Strolling Ocean Drive on his third day of parole, Harry Healy ran into Leo, whose last name he didn’t learn the weekend they threw Leo into his cell, at a sidewalk cafe sipping espresso.

Harry started out just Drunk and Disorderly, but when he landed a left on the chin of arresting officer Kenneth Simms, a pack of O’Learys fell on him and dealt him the beating of his life. They knocked out two teeth and fractured the fourth rib on his left side, and one cop bent his arm so sharply behind his back it separated from his shoulder, still popping out from time to time so that Harry had to realign it himself. That didn’t bother him too much, and neither did the rib after the first eight weeks or so, but he was still pissed about the teeth, holes where an incisor and a bicuspid used to be, making him look exactly like the ex-con he now was.

Leo was Drunk and Disorderly too, and he spent the weekend getting orderly while his father’s attorneys tracked down the connections who got him undone.

Leo was twenty-five or thirty. He had a wiry build that was going soft, a superstar jock who got hurt and had his shot at baseball glory ruined. To hear him tell it, anyway. Leo knew a lot of baseball, good memory for stats, and kept Harry entertained talking about great stars Harry had never heard of. He was an okay guy to spend a weekend in jail with.

Harry squinted into the sun. He asked Leo for a Marlboro.

Leo said, “Why don’t you sit down?”

“Because I don’t have any money I wanna spend here, and I hate those faggy little cups of coffee, and I ain’t all that fond of broiling on the concrete, either.”

Leo looked at him from behind his sunglasses and his mouth got tight. He waved his Marlboro and shrugged one shoulder. He said, “Hang out, man.”

A brunette sashayed past the table. She was carrying a portfolio and switching her hips, wearing patterned hose over a g-string. Or, possibly, no panties at all. Peering at life through lenses tinted brown.

In the sun-bleached afternoon, Harry missed his shades, the spanking new Ray Bans that were among his personal effects when he went inside, but weren’t when they let him go.

Harry made his hand into a visor. He followed the brunette with his eyes. “She’s probably a model,” he said.

“You think so? What tipped you off?”

“Look at how tall she is and look at her clothes. And her face, well, you can’t see it now, but she was beautiful.”

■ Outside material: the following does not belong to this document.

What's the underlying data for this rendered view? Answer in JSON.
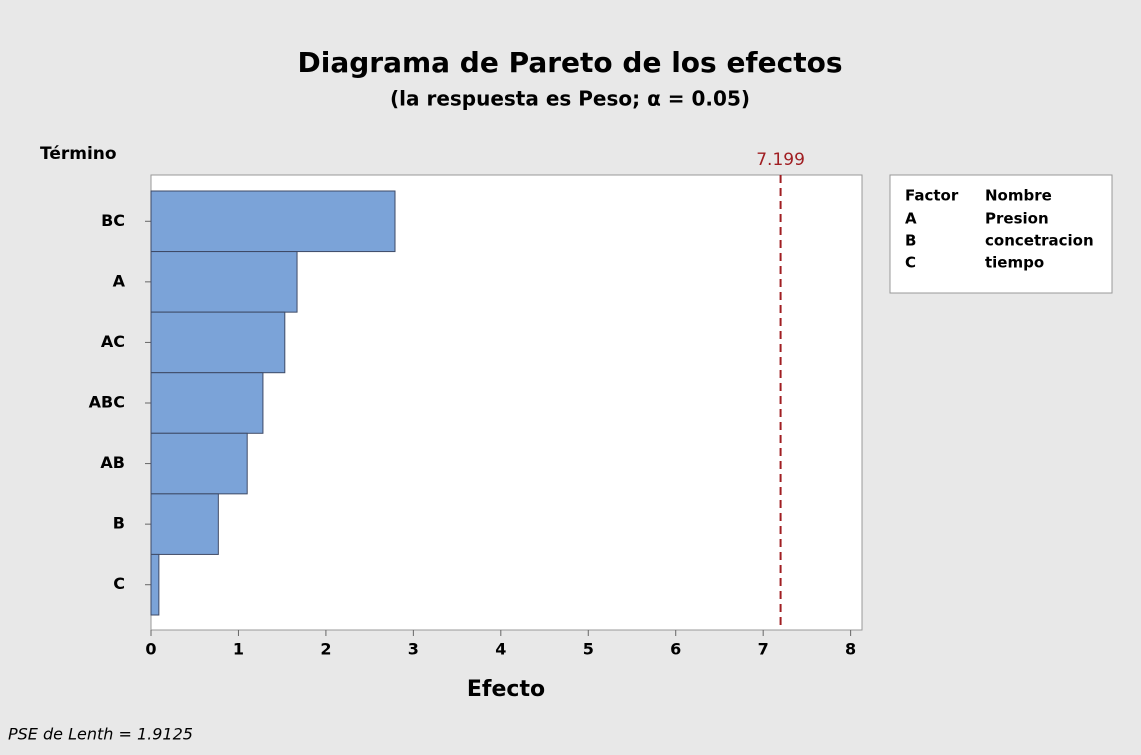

“C’mon, Flash, of course she’s a model. They’re all models down here. It’s the number one industry in this town. I’m thinking of taking a shot at it myself, soon as I get my book together.”

Leo was over six feet tall. He had smooth skin and a pointy chin and a nose that had never been broken, and Harry supposed he was good looking, but no more so than a dozen other guys he’d seen that afternoon alone. Besides, the modeling racket meant getting up when the sun was right and wearing make-up and having somebody blow air at you so your hair went flopping in a certain direction. Not a job for a man, he thought, but he didn’t say anything.

“Harry, what’re you doing?”

“Right now? I’m trying to get back to New York.”

“Is that right,” Leo said. “How much money you got?”

“I don’t know, I got a few bucks.” He knew the amount to the penny, $12.97, but there was no reason Leo had to know it, too.